Open roblthegreat opened 7 years ago
A sidenote: there is another table (similar to JournalItems) that contains the audit log of content items: LogEntries. When approaching this, we should consider that too, that table contains actual metadata changes too and it cannot be switched off - while the journal can be (it was actually created to aid the wall portlet on workspaces).
And there are some security considerations here: who can access this history and which parts of those records can be delivered to the client.
Wouldn't the security be evaluated based on the user's permissions for the Node? If user 'test' is the owner or is permitted to modify the item, then he/she should see the audit trail. If the user is denied access to the document/node, then they are unable to see the audit trail associated with the node.
Otherwise, maybe additional set of permissions would be required.

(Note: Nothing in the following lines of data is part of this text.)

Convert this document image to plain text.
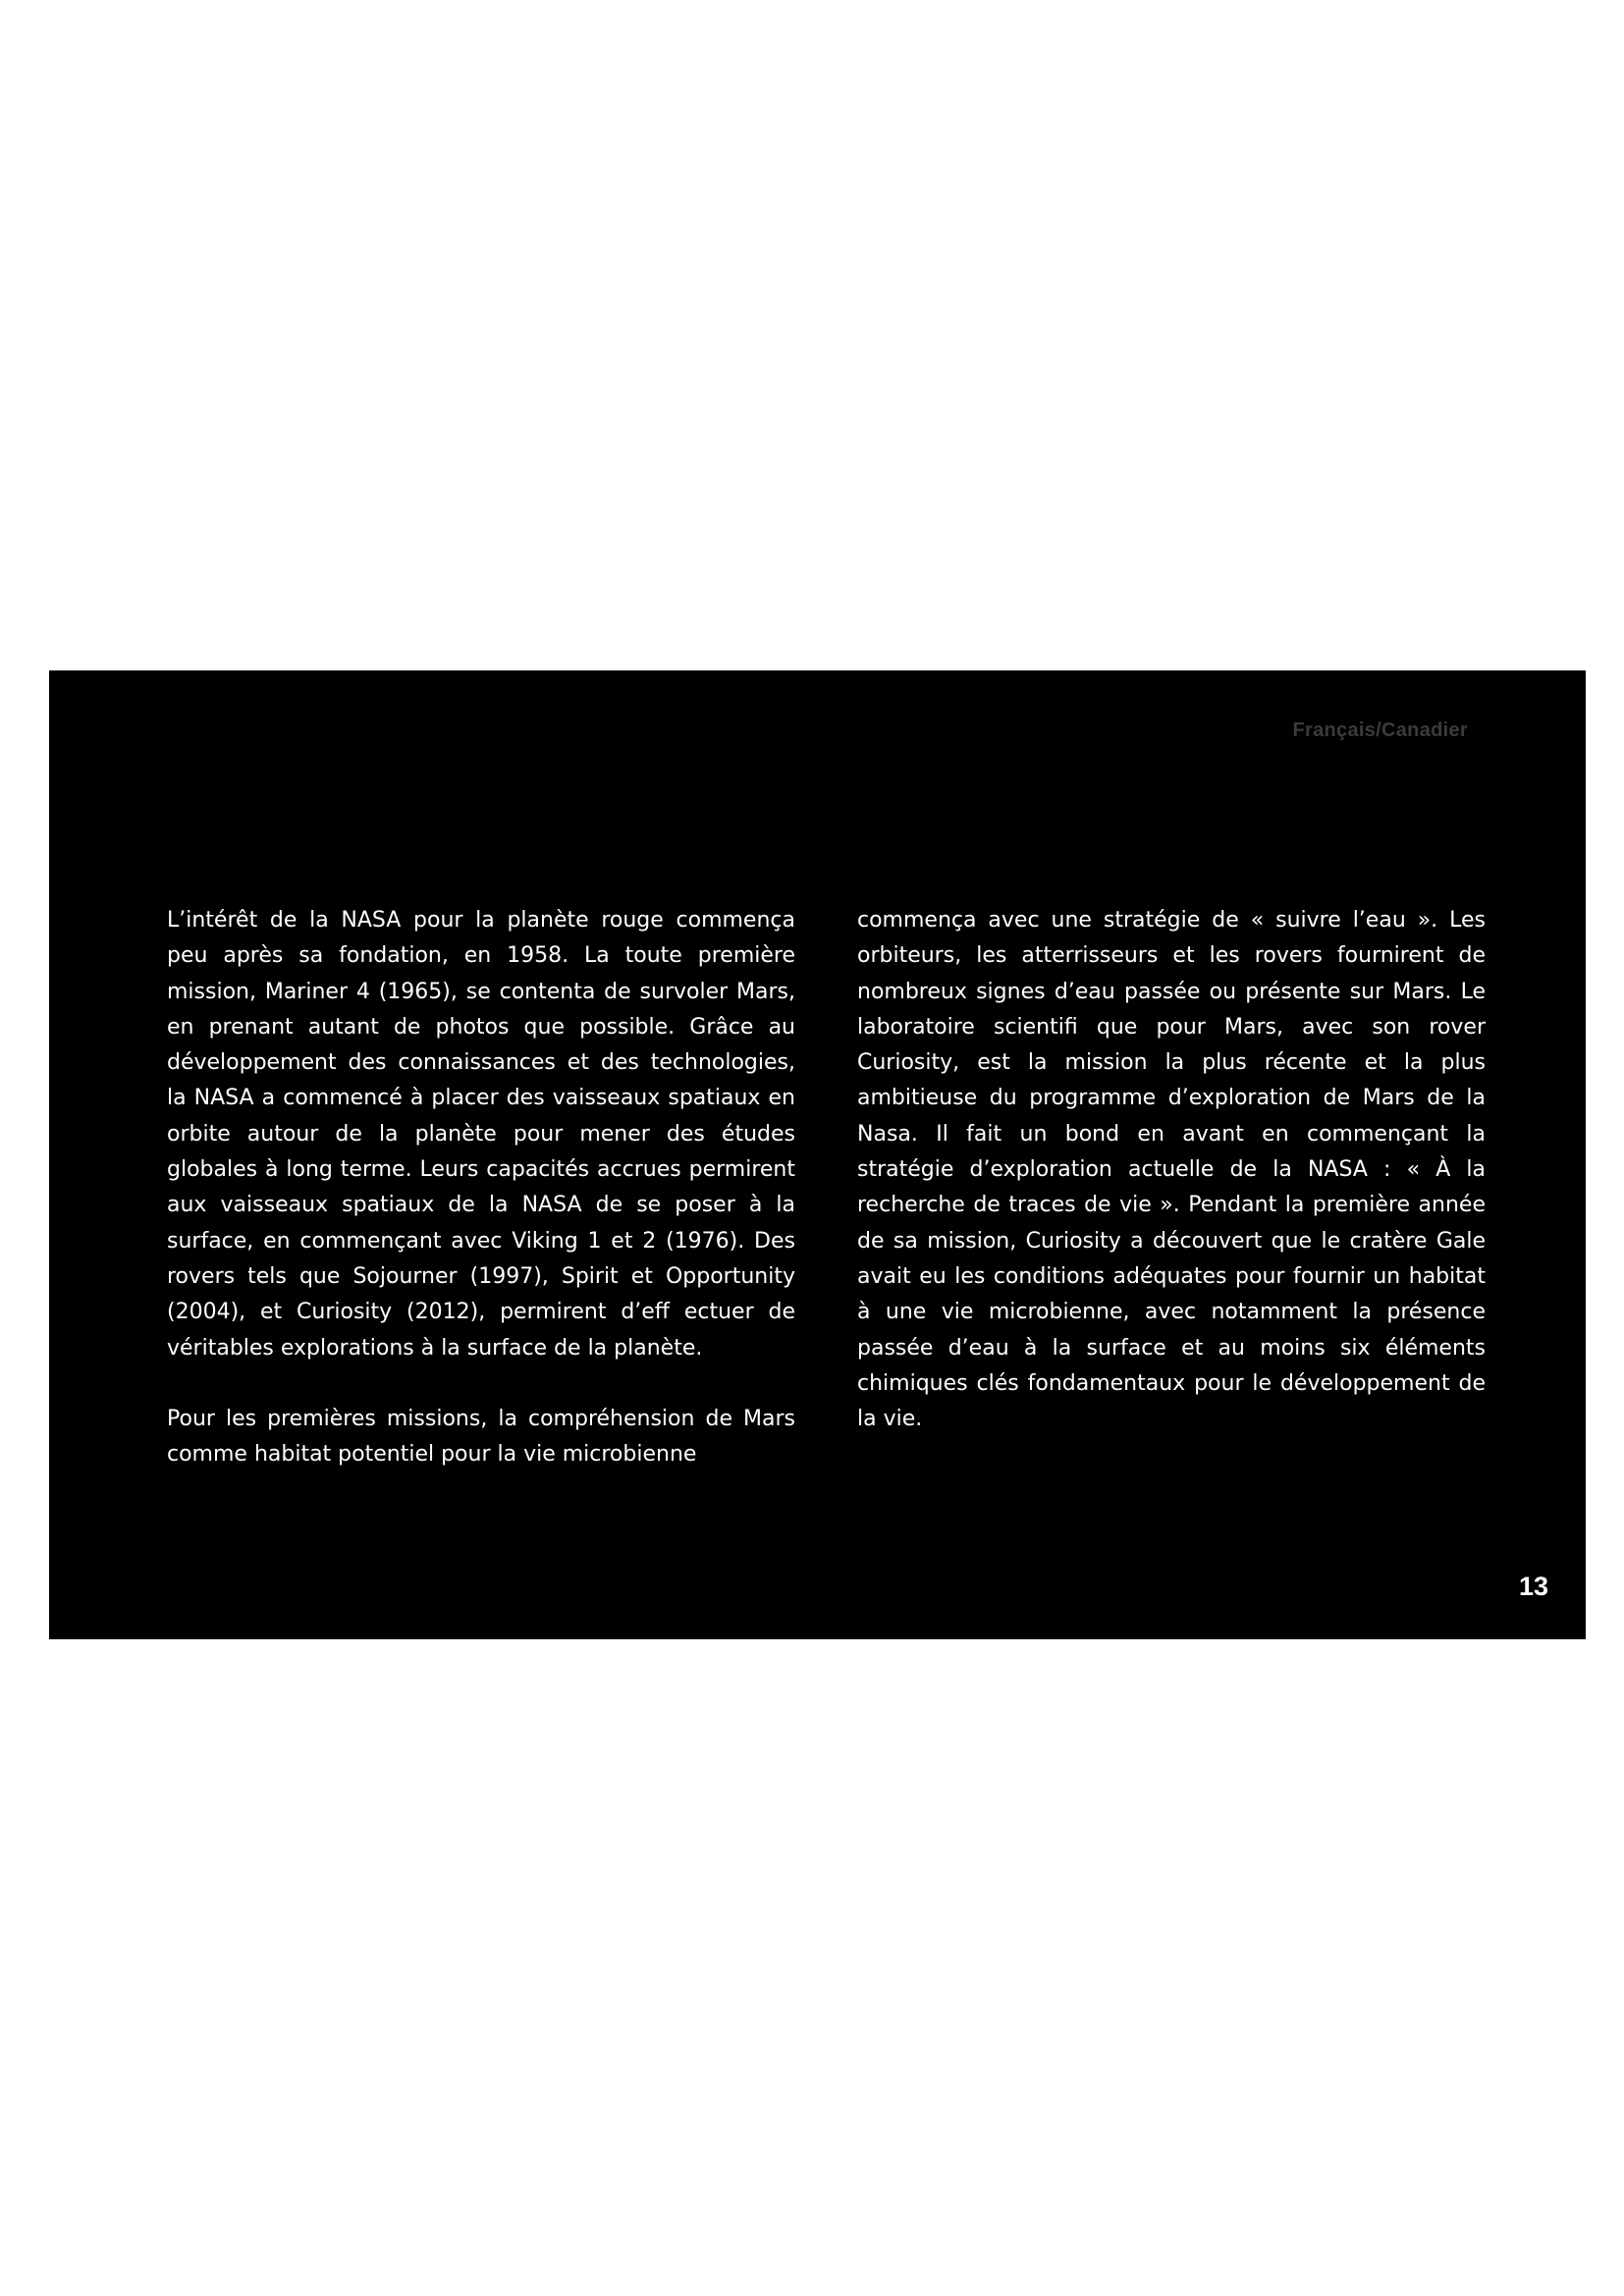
Français/Canadier

L’intérêt de la NASA pour la planète rouge commença peu après sa fondation, en 1958. La toute première mission, Mariner 4 (1965), se contenta de survoler Mars, en prenant autant de photos que possible. Grâce au développement des connaissances et des technologies, la NASA a commencé à placer des vaisseaux spatiaux en orbite autour de la planète pour mener des études globales à long terme. Leurs capacités accrues permirent aux vaisseaux spatiaux de la NASA de se poser à la surface, en commençant avec Viking 1 et 2 (1976). Des rovers tels que Sojourner (1997), Spirit et Opportunity (2004), et Curiosity (2012), permirent d’eff ectuer de véritables explorations à la surface de la planète.

Pour les premières missions, la compréhension de Mars comme habitat potentiel pour la vie microbienne

commença avec une stratégie de « suivre l’eau ». Les orbiteurs, les atterrisseurs et les rovers fournirent de nombreux signes d’eau passée ou présente sur Mars. Le laboratoire scientifi que pour Mars, avec son rover Curiosity, est la mission la plus récente et la plus ambitieuse du programme d’exploration de Mars de la Nasa. Il fait un bond en avant en commençant la stratégie d’exploration actuelle de la NASA : « À la recherche de traces de vie ». Pendant la première année de sa mission, Curiosity a découvert que le cratère Gale avait eu les conditions adéquates pour fournir un habitat à une vie microbienne, avec notamment la présence passée d’eau à la surface et au moins six éléments chimiques clés fondamentaux pour le développement de la vie.

13
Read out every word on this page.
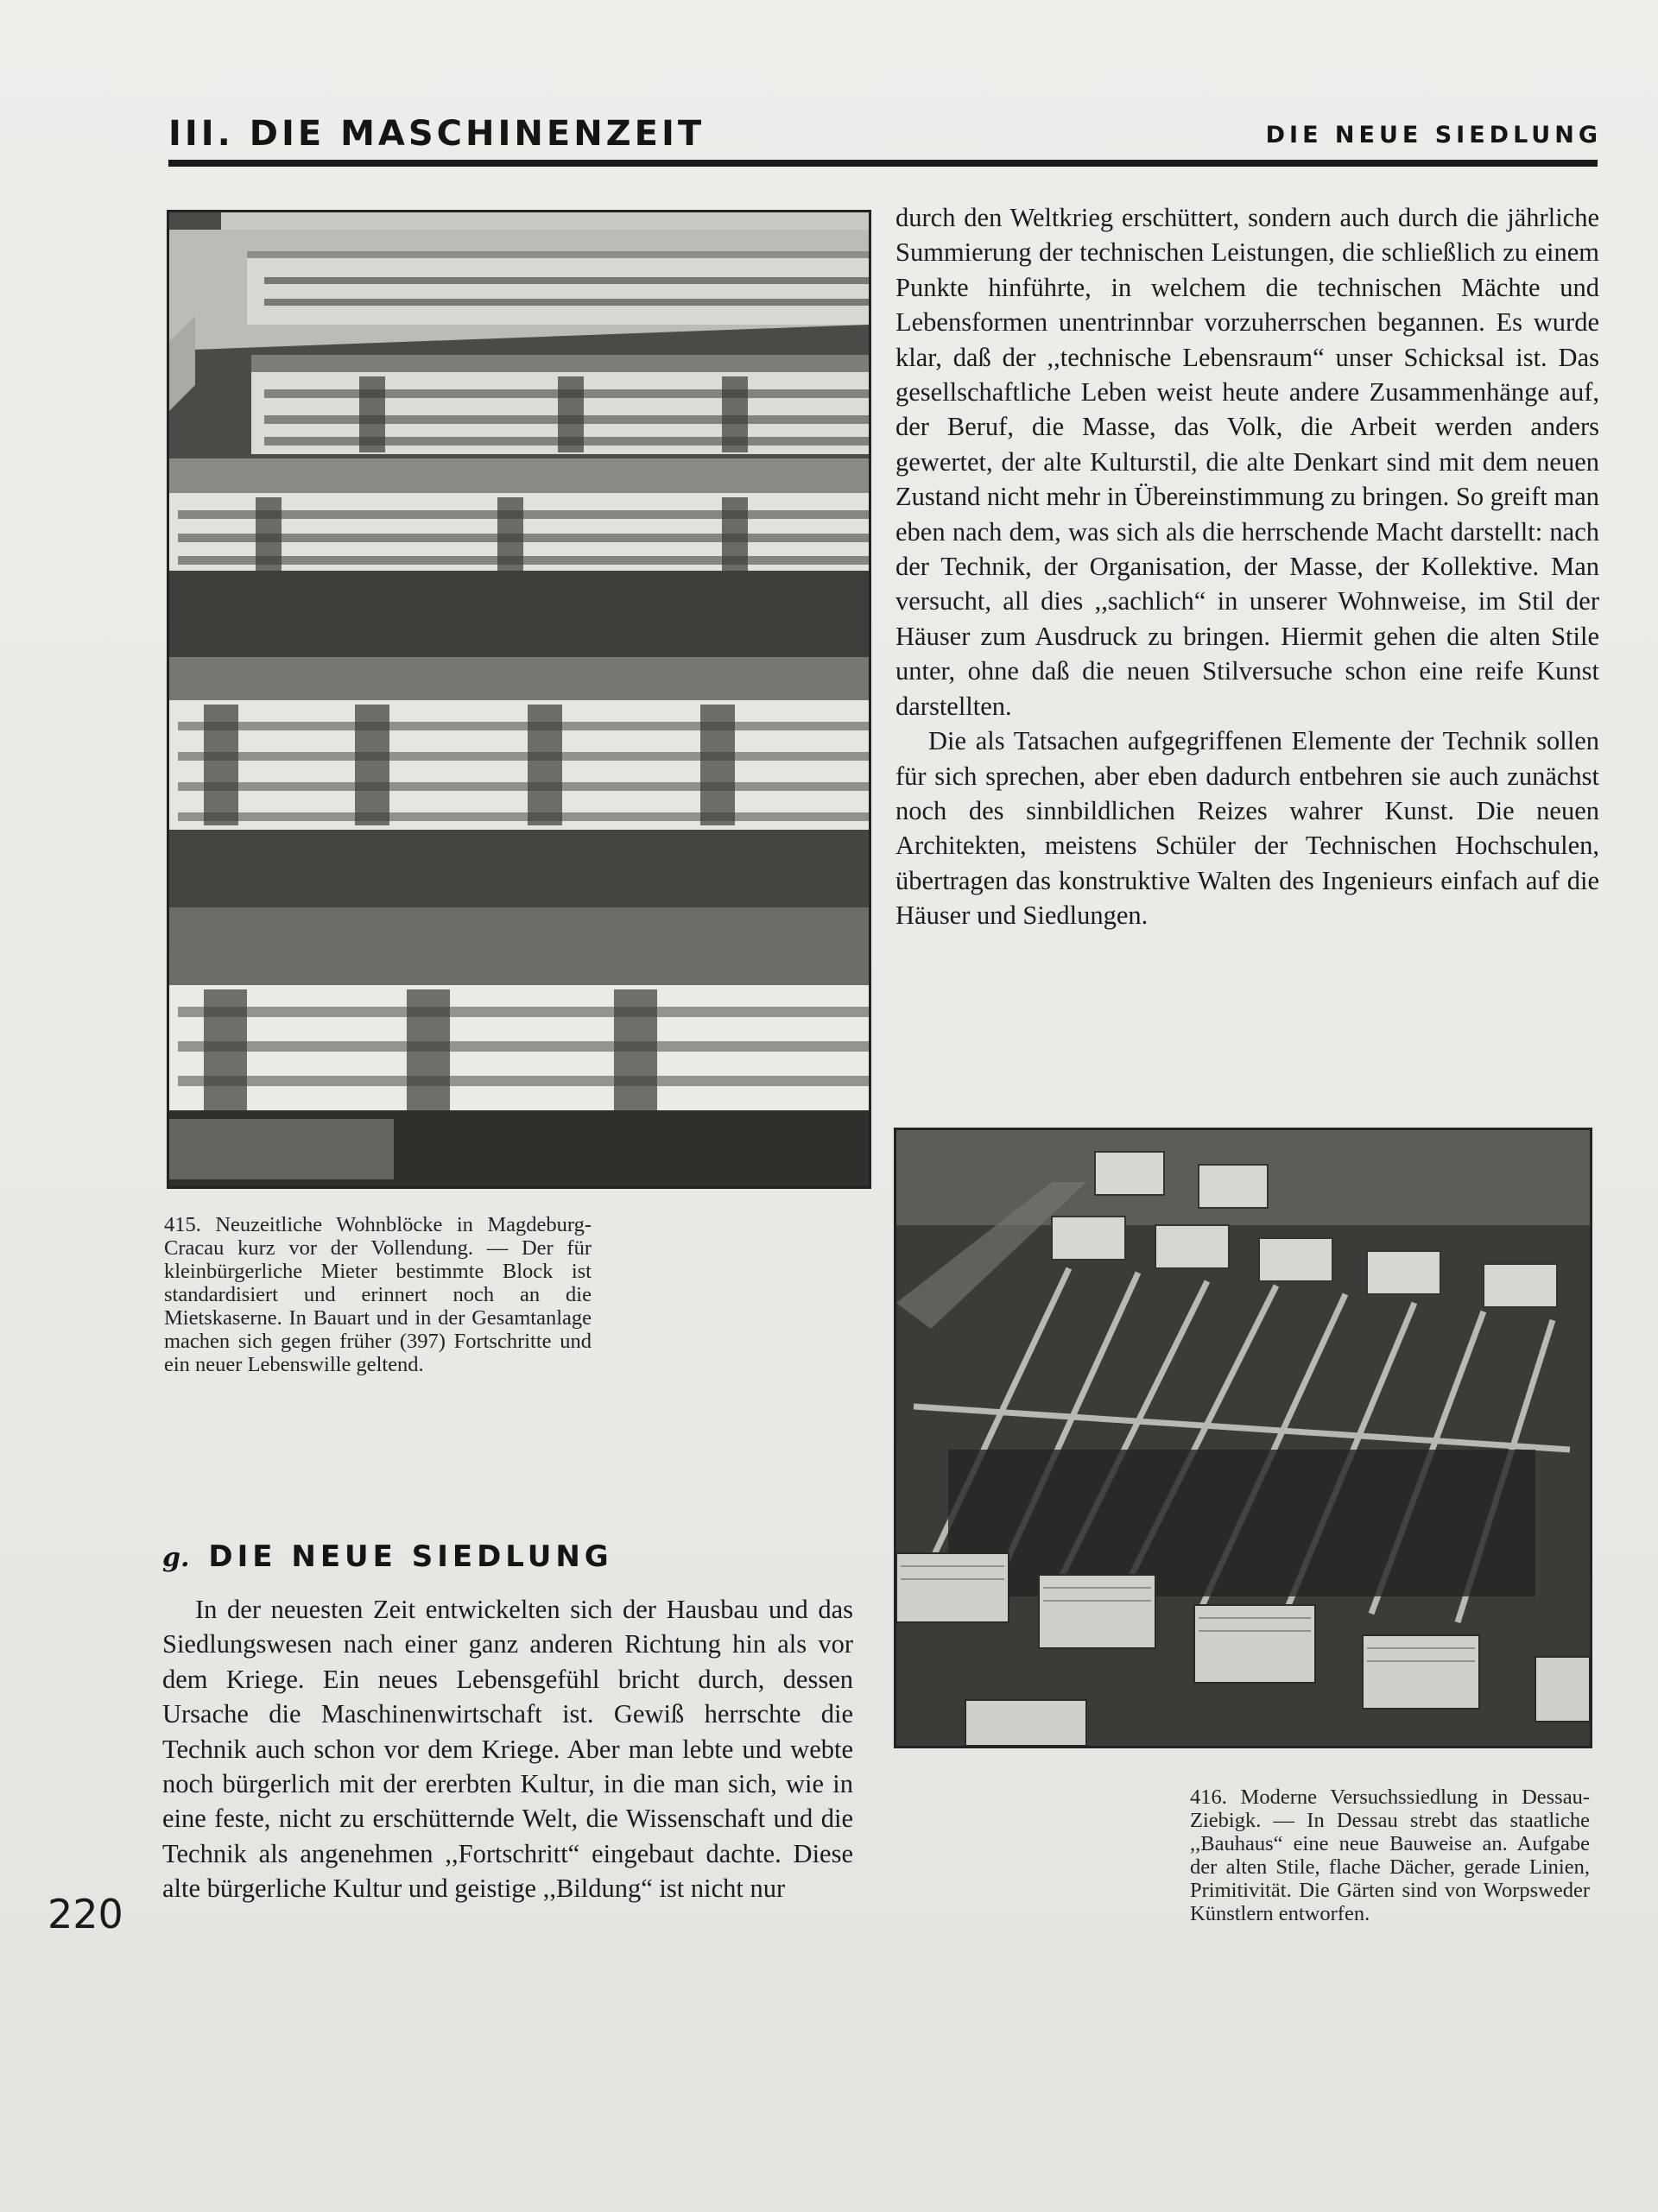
III. DIE MASCHINENZEIT	DIE NEUE SIEDLUNG
415. Neuzeitliche Wohnblöcke in Magdeburg-Cracau kurz vor der Vollendung. — Der für kleinbürgerliche Mieter bestimmte Block ist standardisiert und erinnert noch an die Mietskaserne. In Bauart und in der Gesamtanlage machen sich gegen früher (397) Fortschritte und ein neuer Lebenswille geltend.

durch den Weltkrieg erschüttert, sondern auch durch die jährliche Summierung der technischen Leistungen, die schließlich zu einem Punkte hinführte, in welchem die technischen Mächte und Lebensformen unentrinnbar vorzuherrschen begannen. Es wurde klar, daß der ,,technische Lebensraum“ unser Schicksal ist. Das gesellschaftliche Leben weist heute andere Zusammenhänge auf, der Beruf, die Masse, das Volk, die Arbeit werden anders gewertet, der alte Kulturstil, die alte Denkart sind mit dem neuen Zustand nicht mehr in Übereinstimmung zu bringen. So greift man eben nach dem, was sich als die herrschende Macht darstellt: nach der Technik, der Organisation, der Masse, der Kollektive. Man versucht, all dies ,,sachlich“ in unserer Wohnweise, im Stil der Häuser zum Ausdruck zu bringen. Hiermit gehen die alten Stile unter, ohne daß die neuen Stilversuche schon eine reife Kunst darstellten.

Die als Tatsachen aufgegriffenen Elemente der Technik sollen für sich sprechen, aber eben dadurch entbehren sie auch zunächst noch des sinnbildlichen Reizes wahrer Kunst. Die neuen Architekten, meistens Schüler der Technischen Hochschulen, übertragen das konstruktive Walten des Ingenieurs einfach auf die Häuser und Siedlungen.

416. Moderne Versuchssiedlung in Dessau-Ziebigk. — In Dessau strebt das staatliche ,,Bauhaus“ eine neue Bauweise an. Aufgabe der alten Stile, flache Dächer, gerade Linien, Primitivität. Die Gärten sind von Worpsweder Künstlern entworfen.
g. DIE NEUE SIEDLUNG

In der neuesten Zeit entwickelten sich der Hausbau und das Siedlungswesen nach einer ganz anderen Richtung hin als vor dem Kriege. Ein neues Lebensgefühl bricht durch, dessen Ursache die Maschinenwirtschaft ist. Gewiß herrschte die Technik auch schon vor dem Kriege. Aber man lebte und webte noch bürgerlich mit der ererbten Kultur, in die man sich, wie in eine feste, nicht zu erschütternde Welt, die Wissenschaft und die Technik als angenehmen ,,Fortschritt“ eingebaut dachte. Diese alte bürgerliche Kultur und geistige ,,Bildung“ ist nicht nur

220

Actually there is a separate permission type called RecallOldVersion that may be fit here I think (Save would not be appropriate, I can imagine a scenario when you can work on a file, but not allowed to see old versions - or you are not allowed to modify a file, but want to see old versions).
In a document management centric environment, it is often necessary for an end-user to view an audit trail of actions that occur with a specific document (created; modified; renamed; moved; deleted). This information is already stored in the JournalItems database table, but there appears to be no way to access it via the client APIs.
I'd like to request a feature to allow us to query a specific item and return an array of all rows from the JournalItems related.
Additionally, it would be useful for allow custom actions to be added to the JournalItems. For example, a desktop client app may want to add an entry for each time a document is printed or a document is emailed to an external user.